O Comité de Política Monetária da Reserva Federal dos Estados Unidos (Fed) decidiu, pela terceira sessão sucessiva, manter a taxa de referência entre 3,5 % e 3,75 %, num cenário marcado pela saída de Jerome Powell e por tensões politicas acentuadas com a Casa Branca.
A decisão surge num quadro de elevada incerteza económica e geopolítica, coincidentemente com a última reunião sob a presidência de Jerome Powell. A manutenção da taxa reflete o paralelismo entre uma inflação ainda acima da meta e os riscos de abrandamento da economia global, exacerbados pelos impactos da guerra no Médio Oriente sobre os preços da energia.
Apress encomenda‑política humanas reforça o precedente: o presidente dos Estados Unidos, Donald Trump, tem públicamente exigido cortes nas taxas para dinamizar a actividade económica. Apesar de ter deixado o cargo de presidente da Fed em maio, Powell assegurou que permanecerá no Conselho de Governadores até, pelo menos, 2028 – medida rara, interpretada como defesa da independência da instituição face às pressões políticas.
A relação entre Powell e a Casa Branca deteriorou‑se nos últimos meses, com críticas públicas, ameaças de sua destituição e uma investigação judicial sobre a gestão interna da Fed, já arquivada. Analistas assentam que esses episódios comprometem a autonomia dos bancos centrais, pilar essencial da política monetária.

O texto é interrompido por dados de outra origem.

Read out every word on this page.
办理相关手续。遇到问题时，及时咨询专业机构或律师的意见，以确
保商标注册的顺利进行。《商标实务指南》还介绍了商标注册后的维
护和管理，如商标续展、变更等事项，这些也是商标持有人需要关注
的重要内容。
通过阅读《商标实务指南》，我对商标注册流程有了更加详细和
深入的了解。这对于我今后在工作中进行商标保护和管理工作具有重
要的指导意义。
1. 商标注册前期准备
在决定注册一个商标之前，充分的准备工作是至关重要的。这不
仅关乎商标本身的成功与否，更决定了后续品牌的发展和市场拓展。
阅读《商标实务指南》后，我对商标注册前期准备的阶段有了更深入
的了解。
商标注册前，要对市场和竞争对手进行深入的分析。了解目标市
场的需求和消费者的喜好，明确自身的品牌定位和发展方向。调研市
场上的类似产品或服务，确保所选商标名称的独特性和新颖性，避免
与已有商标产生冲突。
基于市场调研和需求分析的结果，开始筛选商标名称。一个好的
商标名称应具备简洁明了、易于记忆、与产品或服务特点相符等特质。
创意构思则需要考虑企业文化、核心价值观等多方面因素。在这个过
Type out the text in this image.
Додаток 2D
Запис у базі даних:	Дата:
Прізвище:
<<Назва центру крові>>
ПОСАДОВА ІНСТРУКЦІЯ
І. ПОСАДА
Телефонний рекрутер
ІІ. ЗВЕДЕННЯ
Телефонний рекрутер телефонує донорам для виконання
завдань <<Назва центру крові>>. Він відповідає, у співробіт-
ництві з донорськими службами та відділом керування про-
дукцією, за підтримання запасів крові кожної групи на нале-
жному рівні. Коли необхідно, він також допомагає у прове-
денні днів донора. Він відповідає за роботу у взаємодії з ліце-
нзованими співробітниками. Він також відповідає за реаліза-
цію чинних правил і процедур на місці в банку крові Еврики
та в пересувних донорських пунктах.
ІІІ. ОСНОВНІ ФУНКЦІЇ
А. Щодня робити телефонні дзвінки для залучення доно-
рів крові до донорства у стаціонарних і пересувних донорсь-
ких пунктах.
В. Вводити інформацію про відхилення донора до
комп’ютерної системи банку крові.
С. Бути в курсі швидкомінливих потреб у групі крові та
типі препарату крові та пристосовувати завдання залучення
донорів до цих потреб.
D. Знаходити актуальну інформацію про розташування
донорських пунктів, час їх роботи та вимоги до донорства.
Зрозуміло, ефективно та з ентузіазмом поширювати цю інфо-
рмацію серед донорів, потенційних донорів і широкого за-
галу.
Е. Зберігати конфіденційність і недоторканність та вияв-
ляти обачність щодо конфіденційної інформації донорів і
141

No comité, surgiram divergências pouco habituais: alguns membros defendem cortes imediatos nas taxas, enquanto outros alertam para o risco de uma inflação persistente, demonstrando o aumento da incerteza económica entre os decisores.
Em plano sucessório, o nome apontado pela administração americana, Kevin Warsh, deverá assumir a presidência nas próximas semanas, com perspetiva de maior alinhamento à Casa Branca, particularmente no que respeita à flexibilização da política monetária.
Os mercados financeiros observam esta transição com cautela. A conjugação de tensões políticas, inflação tenaz e choques externos – como o aumento dos preços do petróleo – amplia a incerteza sobre a trajectória da política monetária norte‑americana nos próximos meses.
A nível global, a decisão da Fed tem repercussões directas nos mercados financeiros internacionais, nas taxas de câmbio e no custo do financiamento, sublinhando o papel central do banco central dos Estados Unidos na estabilidade económica mundial.